The Different Trails
To start off, there is something sweet about this park, and I don’t mean the delicious sweet tea. The air had a slight sweetness to it. I am guessing this has something to do with the plants in the area (if someone knows this, please let me know!), but it was fantastic.
We decided to take the longest possible loop in this park, which would take us along Ganier Ridge Trail, onto the Lake trail and ending with South Cove Trail. It only added up to be about 4 miles, but there was a ton to see packed into each mile! I had almost too many pictures to choose from for this post.
We just searched “Radnor Lake State Park” on google maps and it brought us to a parking lot. Let me just say: get there early. We got there around 9 am on a Saturday and had no trouble parking, but when we returned at noon there was a longggg line of cars waiting for a parking spot. Being so close to Nashville, it’s a busy area.
Once parked, you can hike down the road or take the access trail to the Ganier Ridge trail. We walked down the road, and it gave us a few extra steps. The signage is all very clear in the park and navigating the turns was very easy.
The trail started off on a boardwalk over a pretty marshy area. The way the light played through the trees on this entire hike was lovely. The forest is a pretty good size and healthy, giving plenty of shade while still providing lots to look at.
The trail changed quickly to various combinations of dirt and rock. While there was some climbing and switchbacking, for the most part this hike didn’t have a lot of elevation change. It’s relative, of course; if you typically hike only on flat trails, this will seem pretty hilly.
While we saw other people while hiking, their voices were absorbed by the dense forest, making it a pretty tranquil place. There is no running or dogs allowed on the dirt trails, and I think this helps keep the number of people down.
The lake itself is found on the aptly named Lake Trail. You get various glimpses of it through the trees. The Lake Trail leads you over a bridge by the dam and past a very quaint building with rocking chairs out front, eventually taking you to a promenade with wider unblocked views of the water.

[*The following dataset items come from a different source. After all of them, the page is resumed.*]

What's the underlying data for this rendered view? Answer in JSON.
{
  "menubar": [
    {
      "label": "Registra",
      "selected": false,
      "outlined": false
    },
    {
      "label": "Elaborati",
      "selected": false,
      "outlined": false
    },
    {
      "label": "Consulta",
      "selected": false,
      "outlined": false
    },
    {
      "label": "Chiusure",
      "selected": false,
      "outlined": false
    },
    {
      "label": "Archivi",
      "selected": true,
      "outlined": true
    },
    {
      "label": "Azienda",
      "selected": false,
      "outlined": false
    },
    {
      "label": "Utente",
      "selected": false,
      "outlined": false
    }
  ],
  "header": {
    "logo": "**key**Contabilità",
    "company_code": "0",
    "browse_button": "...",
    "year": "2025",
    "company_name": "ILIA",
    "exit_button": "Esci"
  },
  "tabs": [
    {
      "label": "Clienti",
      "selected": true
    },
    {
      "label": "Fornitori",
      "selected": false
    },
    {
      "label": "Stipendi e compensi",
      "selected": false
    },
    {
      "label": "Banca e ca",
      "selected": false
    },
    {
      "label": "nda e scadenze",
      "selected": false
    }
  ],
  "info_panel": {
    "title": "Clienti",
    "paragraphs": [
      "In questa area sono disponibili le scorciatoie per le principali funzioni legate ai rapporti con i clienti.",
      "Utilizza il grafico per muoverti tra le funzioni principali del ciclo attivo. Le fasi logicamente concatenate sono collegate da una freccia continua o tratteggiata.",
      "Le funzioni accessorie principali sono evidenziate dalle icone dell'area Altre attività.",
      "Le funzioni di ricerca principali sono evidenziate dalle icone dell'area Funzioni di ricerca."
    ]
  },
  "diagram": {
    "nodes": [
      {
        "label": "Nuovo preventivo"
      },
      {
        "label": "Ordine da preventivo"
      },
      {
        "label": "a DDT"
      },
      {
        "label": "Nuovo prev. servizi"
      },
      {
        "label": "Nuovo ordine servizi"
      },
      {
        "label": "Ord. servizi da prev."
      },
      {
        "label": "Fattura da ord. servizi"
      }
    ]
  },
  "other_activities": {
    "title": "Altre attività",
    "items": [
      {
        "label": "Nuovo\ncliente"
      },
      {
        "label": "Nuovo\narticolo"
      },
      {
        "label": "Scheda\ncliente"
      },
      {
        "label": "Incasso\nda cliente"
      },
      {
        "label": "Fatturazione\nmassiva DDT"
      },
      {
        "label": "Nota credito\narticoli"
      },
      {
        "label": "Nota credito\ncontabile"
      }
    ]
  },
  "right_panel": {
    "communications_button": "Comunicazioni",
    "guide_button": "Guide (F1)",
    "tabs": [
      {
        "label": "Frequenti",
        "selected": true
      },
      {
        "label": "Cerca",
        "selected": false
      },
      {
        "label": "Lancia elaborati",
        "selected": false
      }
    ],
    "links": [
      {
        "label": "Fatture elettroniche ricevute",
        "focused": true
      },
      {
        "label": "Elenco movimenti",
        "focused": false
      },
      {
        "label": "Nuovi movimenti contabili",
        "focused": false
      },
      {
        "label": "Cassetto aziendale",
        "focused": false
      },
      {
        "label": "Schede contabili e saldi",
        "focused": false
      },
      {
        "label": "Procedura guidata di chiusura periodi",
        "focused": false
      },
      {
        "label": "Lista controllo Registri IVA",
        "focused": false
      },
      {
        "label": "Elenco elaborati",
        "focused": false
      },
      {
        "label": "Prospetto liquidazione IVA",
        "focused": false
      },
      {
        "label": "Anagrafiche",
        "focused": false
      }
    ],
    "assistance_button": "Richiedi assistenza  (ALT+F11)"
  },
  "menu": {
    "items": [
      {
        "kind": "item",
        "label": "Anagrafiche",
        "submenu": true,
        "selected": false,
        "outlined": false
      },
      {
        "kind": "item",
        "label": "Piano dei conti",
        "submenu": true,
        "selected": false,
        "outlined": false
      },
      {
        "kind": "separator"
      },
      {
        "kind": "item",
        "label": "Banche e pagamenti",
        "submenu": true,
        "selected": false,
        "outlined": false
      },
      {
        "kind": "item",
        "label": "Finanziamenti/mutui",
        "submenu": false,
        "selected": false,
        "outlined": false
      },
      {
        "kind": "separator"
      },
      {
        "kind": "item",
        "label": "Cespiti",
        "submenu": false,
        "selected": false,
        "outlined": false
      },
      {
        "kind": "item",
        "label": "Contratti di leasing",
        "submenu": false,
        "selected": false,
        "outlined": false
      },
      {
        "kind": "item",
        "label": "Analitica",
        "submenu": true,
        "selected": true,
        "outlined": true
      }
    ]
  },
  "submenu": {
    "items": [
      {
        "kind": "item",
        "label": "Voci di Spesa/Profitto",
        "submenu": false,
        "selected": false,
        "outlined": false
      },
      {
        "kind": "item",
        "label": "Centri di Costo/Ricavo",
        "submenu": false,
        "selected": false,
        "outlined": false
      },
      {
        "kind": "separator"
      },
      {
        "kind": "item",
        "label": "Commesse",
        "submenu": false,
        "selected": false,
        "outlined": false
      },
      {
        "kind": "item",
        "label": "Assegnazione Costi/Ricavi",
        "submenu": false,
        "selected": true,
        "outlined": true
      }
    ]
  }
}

This was a spot where the sparrows were hanging out, and there were so many of them that they kept popping up in my photos (which I was very happy about). It was great to watch them cut sharply over the water, the water itself so still that it reflected everything around it.
Speaking of birds…
The wildlife in this park was terrific. There were endless species of birds flying among the canopies overhead, which in turn had drawn many wildlife photographers who positioned themselves quietly at the edge of trails. We saw multiple species of woodpecker, sparrow, and other birds I didn’t get the chance to identify. If you are a bird watcher, you will definitely enjoy this park.
Beyond the birds, this park is also known for its deer and foxes, as we discovered. We came upon deer twice, and the second time I was basically stepping on it before I noticed it! They don’t seem to fear people here, which allowed for excellent viewing. Unfortunately we didn’t get to see a fox.
The rocks in Tennessee were interesting too, at least as an out-of-stater. They consisted of multiple thin flaky layers, like a biscuit (if you can’t tell, the south makes me think about food a lot). I really wish we had the time to find a good climb, but we had a wedding to get to.
I’d definitely recommend this hike. There was a lot to see, the air smelled sweet and fresh, and the forest swallowed up the few other hikers we saw. It’s also a great hike for beginners, as it’s not that long and not that steep. If you’re going, be sure to get there early! Otherwise, you’ll be stuck in line for parking.